The 4K TV future

How does it work at home?

For a home installation, you’ll experience 4K on one of the TVs we’ve mentioned, or via a home projector. Both use the TV-standard version of 4K which is 3840 x 2160 pixels.

Just like your current full-HD TV, 4K will accept HDMI connections. HDMI 1.4 supports 4K, and many of the current models of AV receiver will pass it through from a 4K video source. You do need HDMI cables that are fully version 1.4 complaint though, and this can be tricky because it won’t be written on the actual cable. You’ll need to check the packaging.

The LG's 4K ultra definition TV pictured here (and showing Sony's PS3 Cross Media Bar) will go on sale in November for $15,999.

Under that fancy new 4K TV, you’ll have some kind of player.

It could be a dedicated 4K player with internet storage and a USB socket for a thumbdrive or external hard drive. Or it could be a Blu-ray player with 4K compatibility and upscaling. It’s hard to say for sure, because consumer level 4K players don’t exist yet.

Barco's 4K projector

Will it use discs ?

With current technology, an external hard drive or media server is the most likely transport for 4K content. That’s because 4K needs masses and masses of data. How much? Well, industry insiders suggest – using current compression rates – a full-length 4K feature would need something over 200 25GB Blu-ray discs.

Of course distributors will be able to use compression algorithms to reduce this size down to something almost manageable, but the challenge is very real.

There’s a 4K film you can buy right now called ‘Timescapes’ shown below (it’s mostly slow-motion and timelapse landscape cinematography of the American south west –  check it out at www.timescapes.org) which is being hyped in pretty much every HD format you can think of.

The H.264 compressed version of Timescapes weighs in at 21GB and $US99, while the less compressed version ships on a 120GB hard drive for $US300.

The 4K format of Timescapes that’s most sensible for a home viewer (4096 x 2304) comes in at 21GB and is sent to you on a USB stick. It costs US$99.95, but uses H.264 compression so it’s not, you know, pristine.

So you could go mad and get the low-compression 4K Cineform version which takes up a whopping 120GB and is sent on an actual hard drive. It costs US$300 though.

While these sizes aren’t disc-friendly and might seem like a real roadblock to the uptake of 4K, it’s worth remembering that a 1TB hard drive can cost as little as $60.

While it was shot in at least 4K, Prometheus has no way of playing back natively in 4K yet.

How about streaming?

At the moment, there are no streaming service offering 4K resolutions.

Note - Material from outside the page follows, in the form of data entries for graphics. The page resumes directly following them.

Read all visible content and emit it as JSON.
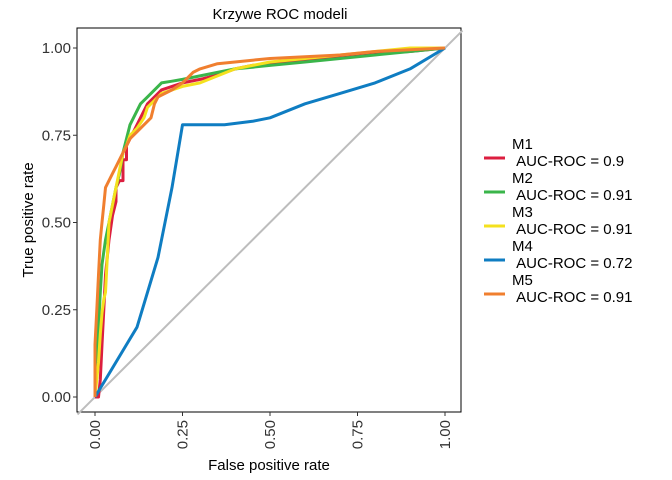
{
  "chart_data": {
    "type": "line",
    "title": "Krzywe ROC modeli",
    "xlabel": "False positive rate",
    "ylabel": "True positive rate",
    "xlim": [
      0,
      1
    ],
    "ylim": [
      0,
      1
    ],
    "x_ticks": [
      "0.00",
      "0.25",
      "0.50",
      "0.75",
      "1.00"
    ],
    "y_ticks": [
      "0.00",
      "0.25",
      "0.50",
      "0.75",
      "1.00"
    ],
    "grid": false,
    "legend_position": "right",
    "reference_line": {
      "color": "#bdbdbd",
      "points": [
        [
          0,
          0
        ],
        [
          1,
          1
        ]
      ]
    },
    "series": [
      {
        "name": "M1",
        "auc_label": "AUC-ROC = 0.9",
        "color": "#dc1e3f",
        "points": [
          [
            0,
            0
          ],
          [
            0.01,
            0
          ],
          [
            0.015,
            0.05
          ],
          [
            0.02,
            0.15
          ],
          [
            0.025,
            0.25
          ],
          [
            0.03,
            0.35
          ],
          [
            0.04,
            0.45
          ],
          [
            0.05,
            0.52
          ],
          [
            0.06,
            0.56
          ],
          [
            0.06,
            0.6
          ],
          [
            0.07,
            0.62
          ],
          [
            0.08,
            0.62
          ],
          [
            0.08,
            0.68
          ],
          [
            0.09,
            0.68
          ],
          [
            0.09,
            0.72
          ],
          [
            0.1,
            0.74
          ],
          [
            0.11,
            0.76
          ],
          [
            0.12,
            0.78
          ],
          [
            0.13,
            0.8
          ],
          [
            0.14,
            0.82
          ],
          [
            0.15,
            0.84
          ],
          [
            0.17,
            0.86
          ],
          [
            0.19,
            0.88
          ],
          [
            0.22,
            0.89
          ],
          [
            0.25,
            0.9
          ],
          [
            0.3,
            0.91
          ],
          [
            0.34,
            0.92
          ],
          [
            0.37,
            0.93
          ],
          [
            0.4,
            0.94
          ],
          [
            0.45,
            0.95
          ],
          [
            0.5,
            0.955
          ],
          [
            0.55,
            0.96
          ],
          [
            0.6,
            0.965
          ],
          [
            0.7,
            0.975
          ],
          [
            0.8,
            0.985
          ],
          [
            0.9,
            0.99
          ],
          [
            1,
            1
          ]
        ]
      },
      {
        "name": "M2",
        "auc_label": "AUC-ROC = 0.91",
        "color": "#3ab54a",
        "points": [
          [
            0,
            0
          ],
          [
            0.005,
            0.1
          ],
          [
            0.01,
            0.2
          ],
          [
            0.015,
            0.3
          ],
          [
            0.02,
            0.38
          ],
          [
            0.03,
            0.45
          ],
          [
            0.04,
            0.5
          ],
          [
            0.05,
            0.55
          ],
          [
            0.06,
            0.6
          ],
          [
            0.07,
            0.64
          ],
          [
            0.08,
            0.7
          ],
          [
            0.09,
            0.74
          ],
          [
            0.1,
            0.78
          ],
          [
            0.11,
            0.8
          ],
          [
            0.12,
            0.82
          ],
          [
            0.13,
            0.84
          ],
          [
            0.15,
            0.86
          ],
          [
            0.17,
            0.88
          ],
          [
            0.19,
            0.9
          ],
          [
            0.22,
            0.905
          ],
          [
            0.25,
            0.91
          ],
          [
            0.3,
            0.92
          ],
          [
            0.35,
            0.93
          ],
          [
            0.4,
            0.94
          ],
          [
            0.45,
            0.945
          ],
          [
            0.5,
            0.95
          ],
          [
            0.6,
            0.96
          ],
          [
            0.7,
            0.97
          ],
          [
            0.8,
            0.98
          ],
          [
            0.9,
            0.99
          ],
          [
            1,
            1
          ]
        ]
      },
      {
        "name": "M3",
        "auc_label": "AUC-ROC = 0.91",
        "color": "#f4e11e",
        "points": [
          [
            0,
            0
          ],
          [
            0.01,
            0.1
          ],
          [
            0.015,
            0.18
          ],
          [
            0.02,
            0.24
          ],
          [
            0.025,
            0.28
          ],
          [
            0.03,
            0.3
          ],
          [
            0.035,
            0.4
          ],
          [
            0.04,
            0.5
          ],
          [
            0.05,
            0.55
          ],
          [
            0.06,
            0.6
          ],
          [
            0.07,
            0.65
          ],
          [
            0.08,
            0.7
          ],
          [
            0.09,
            0.72
          ],
          [
            0.1,
            0.75
          ],
          [
            0.12,
            0.77
          ],
          [
            0.14,
            0.8
          ],
          [
            0.15,
            0.83
          ],
          [
            0.17,
            0.85
          ],
          [
            0.19,
            0.87
          ],
          [
            0.22,
            0.88
          ],
          [
            0.25,
            0.89
          ],
          [
            0.3,
            0.9
          ],
          [
            0.35,
            0.92
          ],
          [
            0.4,
            0.94
          ],
          [
            0.45,
            0.95
          ],
          [
            0.5,
            0.96
          ],
          [
            0.6,
            0.97
          ],
          [
            0.7,
            0.98
          ],
          [
            0.8,
            0.99
          ],
          [
            0.9,
            1
          ],
          [
            1,
            1
          ]
        ]
      },
      {
        "name": "M4",
        "auc_label": "AUC-ROC = 0.72",
        "color": "#0f7dc2",
        "points": [
          [
            0,
            0
          ],
          [
            0.03,
            0.05
          ],
          [
            0.06,
            0.1
          ],
          [
            0.09,
            0.15
          ],
          [
            0.12,
            0.2
          ],
          [
            0.15,
            0.3
          ],
          [
            0.18,
            0.4
          ],
          [
            0.2,
            0.5
          ],
          [
            0.22,
            0.6
          ],
          [
            0.24,
            0.72
          ],
          [
            0.25,
            0.78
          ],
          [
            0.3,
            0.78
          ],
          [
            0.37,
            0.78
          ],
          [
            0.45,
            0.79
          ],
          [
            0.5,
            0.8
          ],
          [
            0.55,
            0.82
          ],
          [
            0.6,
            0.84
          ],
          [
            0.7,
            0.87
          ],
          [
            0.8,
            0.9
          ],
          [
            0.9,
            0.94
          ],
          [
            1,
            1
          ]
        ]
      },
      {
        "name": "M5",
        "auc_label": "AUC-ROC = 0.91",
        "color": "#f07f2f",
        "points": [
          [
            0,
            0
          ],
          [
            0,
            0.15
          ],
          [
            0.005,
            0.25
          ],
          [
            0.01,
            0.35
          ],
          [
            0.015,
            0.45
          ],
          [
            0.02,
            0.5
          ],
          [
            0.025,
            0.55
          ],
          [
            0.03,
            0.6
          ],
          [
            0.04,
            0.62
          ],
          [
            0.05,
            0.64
          ],
          [
            0.06,
            0.66
          ],
          [
            0.07,
            0.68
          ],
          [
            0.08,
            0.7
          ],
          [
            0.09,
            0.72
          ],
          [
            0.1,
            0.74
          ],
          [
            0.12,
            0.76
          ],
          [
            0.14,
            0.78
          ],
          [
            0.16,
            0.8
          ],
          [
            0.17,
            0.84
          ],
          [
            0.18,
            0.86
          ],
          [
            0.2,
            0.87
          ],
          [
            0.22,
            0.88
          ],
          [
            0.25,
            0.9
          ],
          [
            0.28,
            0.93
          ],
          [
            0.3,
            0.94
          ],
          [
            0.35,
            0.955
          ],
          [
            0.4,
            0.96
          ],
          [
            0.45,
            0.965
          ],
          [
            0.5,
            0.97
          ],
          [
            0.6,
            0.975
          ],
          [
            0.7,
            0.98
          ],
          [
            0.8,
            0.99
          ],
          [
            0.9,
            0.995
          ],
          [
            1,
            1
          ]
        ]
      }
    ]
  }
}
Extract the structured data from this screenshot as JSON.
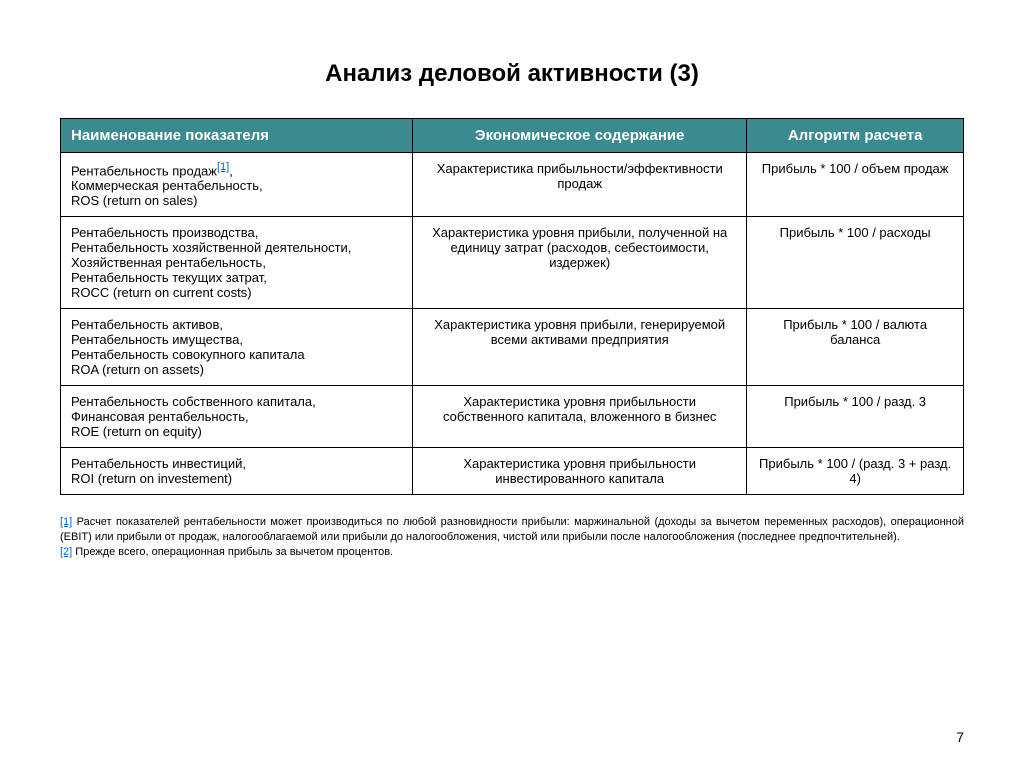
{
  "title": "Анализ деловой активности (3)",
  "pageNumber": "7",
  "table": {
    "header": {
      "bgColor": "#3b8a8f",
      "textColor": "#ffffff",
      "cols": [
        "Наименование показателя",
        "Экономическое содержание",
        "Алгоритм расчета"
      ]
    },
    "rows": [
      {
        "name_pre": "Рентабельность продаж",
        "name_ref": "[1]",
        "name_post": ",\nКоммерческая рентабельность,\nROS (return on sales)",
        "econ": "Характеристика прибыльности/эффективности продаж",
        "algo": "Прибыль * 100 / объем продаж"
      },
      {
        "name_pre": "Рентабельность производства,\nРентабельность хозяйственной деятельности,\nХозяйственная рентабельность,\nРентабельность текущих затрат,\nROCC (return on current costs)",
        "name_ref": "",
        "name_post": "",
        "econ": "Характеристика уровня прибыли, полученной на единицу затрат (расходов, себестоимости, издержек)",
        "algo": "Прибыль * 100 / расходы"
      },
      {
        "name_pre": "Рентабельность активов,\nРентабельность имущества,\nРентабельность совокупного капитала\nROA (return on assets)",
        "name_ref": "",
        "name_post": "",
        "econ": "Характеристика уровня прибыли, генерируемой всеми активами предприятия",
        "algo": "Прибыль * 100 / валюта баланса"
      },
      {
        "name_pre": "Рентабельность собственного капитала,\nФинансовая рентабельность,\nROE (return on equity)",
        "name_ref": "",
        "name_post": "",
        "econ": "Характеристика уровня прибыльности собственного капитала, вложенного в бизнес",
        "algo": "Прибыль * 100 / разд. 3"
      },
      {
        "name_pre": "Рентабельность инвестиций,\nROI (return on investement)",
        "name_ref": "",
        "name_post": "",
        "econ": "Характеристика уровня прибыльности инвестированного капитала",
        "algo": "Прибыль * 100 / (разд. 3 + разд. 4)"
      }
    ]
  },
  "footnotes": [
    {
      "marker": "[1]",
      "text": " Расчет показателей рентабельности может производиться по любой разновидности прибыли: маржинальной (доходы за вычетом переменных расходов), операционной (EBIT) или прибыли от продаж, налогооблагаемой или прибыли до налогообложения, чистой или прибыли после налогообложения (последнее предпочтительней)."
    },
    {
      "marker": "[2]",
      "text": " Прежде всего, операционная прибыль за вычетом процентов."
    }
  ]
}
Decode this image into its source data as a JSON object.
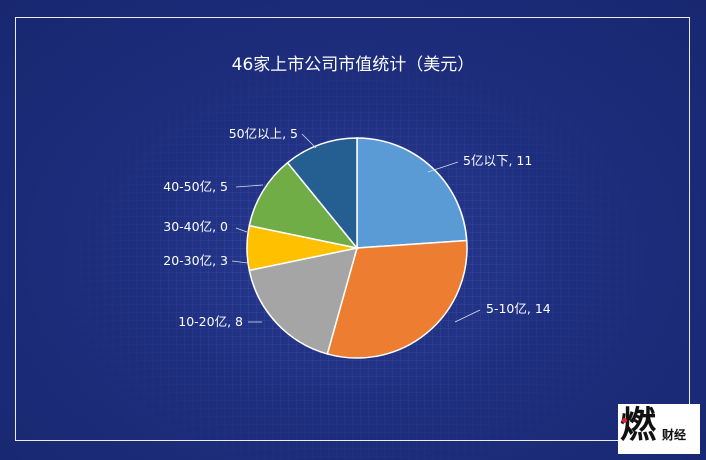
{
  "chart_data": {
    "type": "pie",
    "title": "46家上市公司市值统计（美元）",
    "categories": [
      "5亿以下",
      "5-10亿",
      "10-20亿",
      "20-30亿",
      "30-40亿",
      "40-50亿",
      "50亿以上"
    ],
    "values": [
      11,
      14,
      8,
      3,
      0,
      5,
      5
    ],
    "labels": [
      "5亿以下, 11",
      "5-10亿, 14",
      "10-20亿, 8",
      "20-30亿, 3",
      "30-40亿, 0",
      "40-50亿, 5",
      "50亿以上, 5"
    ],
    "colors": [
      "#5b9bd5",
      "#ed7d31",
      "#a5a5a5",
      "#ffc000",
      "#4472c4",
      "#70ad47",
      "#255e91"
    ],
    "start_angle": "12 o'clock",
    "direction": "clockwise",
    "legend": "none"
  },
  "watermark": {
    "mark": "燃",
    "text": "财经"
  }
}
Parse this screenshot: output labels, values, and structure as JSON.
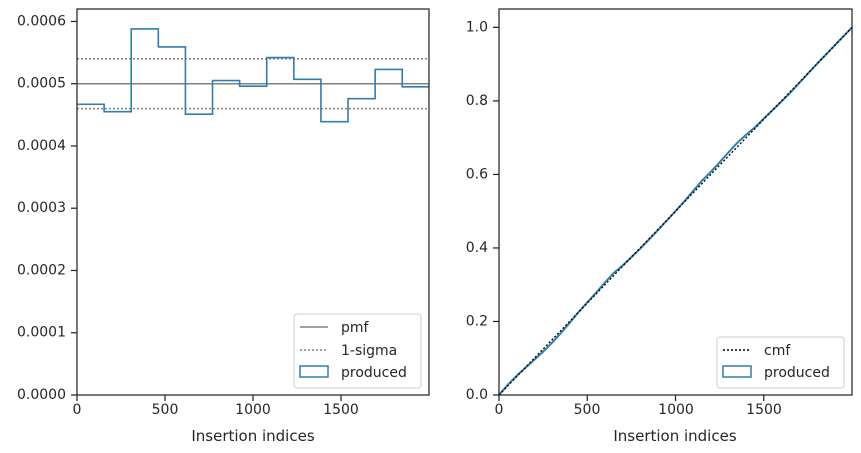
{
  "chart_data": [
    {
      "type": "histogram",
      "xlabel": "Insertion indices",
      "ylabel": "",
      "xlim": [
        0,
        2000
      ],
      "ylim": [
        0,
        0.00062
      ],
      "xticks": [
        0,
        500,
        1000,
        1500
      ],
      "xtick_labels": [
        "0",
        "500",
        "1000",
        "1500"
      ],
      "yticks": [
        0,
        0.0001,
        0.0002,
        0.0003,
        0.0004,
        0.0005,
        0.0006
      ],
      "ytick_labels": [
        "0.0000",
        "0.0001",
        "0.0002",
        "0.0003",
        "0.0004",
        "0.0005",
        "0.0006"
      ],
      "grid": false,
      "legend_position": "lower-right",
      "legend": [
        "pmf",
        "1-sigma",
        "produced"
      ],
      "pmf": 0.0005,
      "sigma_band": [
        0.00046,
        0.00054
      ],
      "bin_edges": [
        0,
        154,
        308,
        462,
        616,
        770,
        924,
        1078,
        1232,
        1386,
        1540,
        1694,
        1848,
        2000
      ],
      "values": [
        0.000467,
        0.000455,
        0.000588,
        0.000559,
        0.000451,
        0.000505,
        0.000496,
        0.000542,
        0.000507,
        0.000439,
        0.000476,
        0.000523,
        0.000495
      ],
      "colors": {
        "pmf": "#808080",
        "sigma": "#808080",
        "produced": "#2f7eb1"
      }
    },
    {
      "type": "line",
      "xlabel": "Insertion indices",
      "ylabel": "",
      "xlim": [
        0,
        2000
      ],
      "ylim": [
        0,
        1.05
      ],
      "xticks": [
        0,
        500,
        1000,
        1500
      ],
      "xtick_labels": [
        "0",
        "500",
        "1000",
        "1500"
      ],
      "yticks": [
        0,
        0.2,
        0.4,
        0.6,
        0.8,
        1.0
      ],
      "ytick_labels": [
        "0.0",
        "0.2",
        "0.4",
        "0.6",
        "0.8",
        "1.0"
      ],
      "grid": false,
      "legend_position": "lower-right",
      "legend": [
        "cmf",
        "produced"
      ],
      "cmf": {
        "x": [
          0,
          2000
        ],
        "y": [
          0,
          1.0
        ]
      },
      "produced": {
        "x": [
          0,
          50,
          100,
          150,
          200,
          250,
          300,
          350,
          400,
          450,
          500,
          550,
          600,
          650,
          700,
          750,
          800,
          850,
          900,
          950,
          1000,
          1050,
          1100,
          1150,
          1200,
          1250,
          1300,
          1350,
          1400,
          1450,
          1500,
          1550,
          1600,
          1650,
          1700,
          1750,
          1800,
          1850,
          1900,
          1950,
          2000
        ],
        "y": [
          0,
          0.028,
          0.052,
          0.074,
          0.096,
          0.118,
          0.142,
          0.168,
          0.196,
          0.225,
          0.252,
          0.278,
          0.306,
          0.332,
          0.352,
          0.375,
          0.398,
          0.423,
          0.448,
          0.474,
          0.5,
          0.527,
          0.555,
          0.583,
          0.607,
          0.633,
          0.66,
          0.686,
          0.708,
          0.728,
          0.752,
          0.775,
          0.798,
          0.822,
          0.848,
          0.874,
          0.9,
          0.925,
          0.95,
          0.975,
          1.0
        ]
      },
      "colors": {
        "cmf": "#000000",
        "produced": "#2f7eb1"
      }
    }
  ]
}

YouTube briefly offered it, then removed it. And who can blame them? The bandwidth required is in the order of 160 megabits a second, or nearly double what the National Broadband Network will initially provide.

Again though, this might not be as bad as it looks. Most home network routers now support a wired connection speed of 1000 megabits a second, and higher-end routers can support a wireless connection speed of 600 megabits a second.

So 4K streaming within the home – off, say, a home media server – should be possible already, especially for the kind of AV enthusiast prepared to spend $20K on a TV.

Still, with a compressed full length 4K movie representing around 20GB of data, any movie buff would be wise to keep a close eye on their monthly download quota.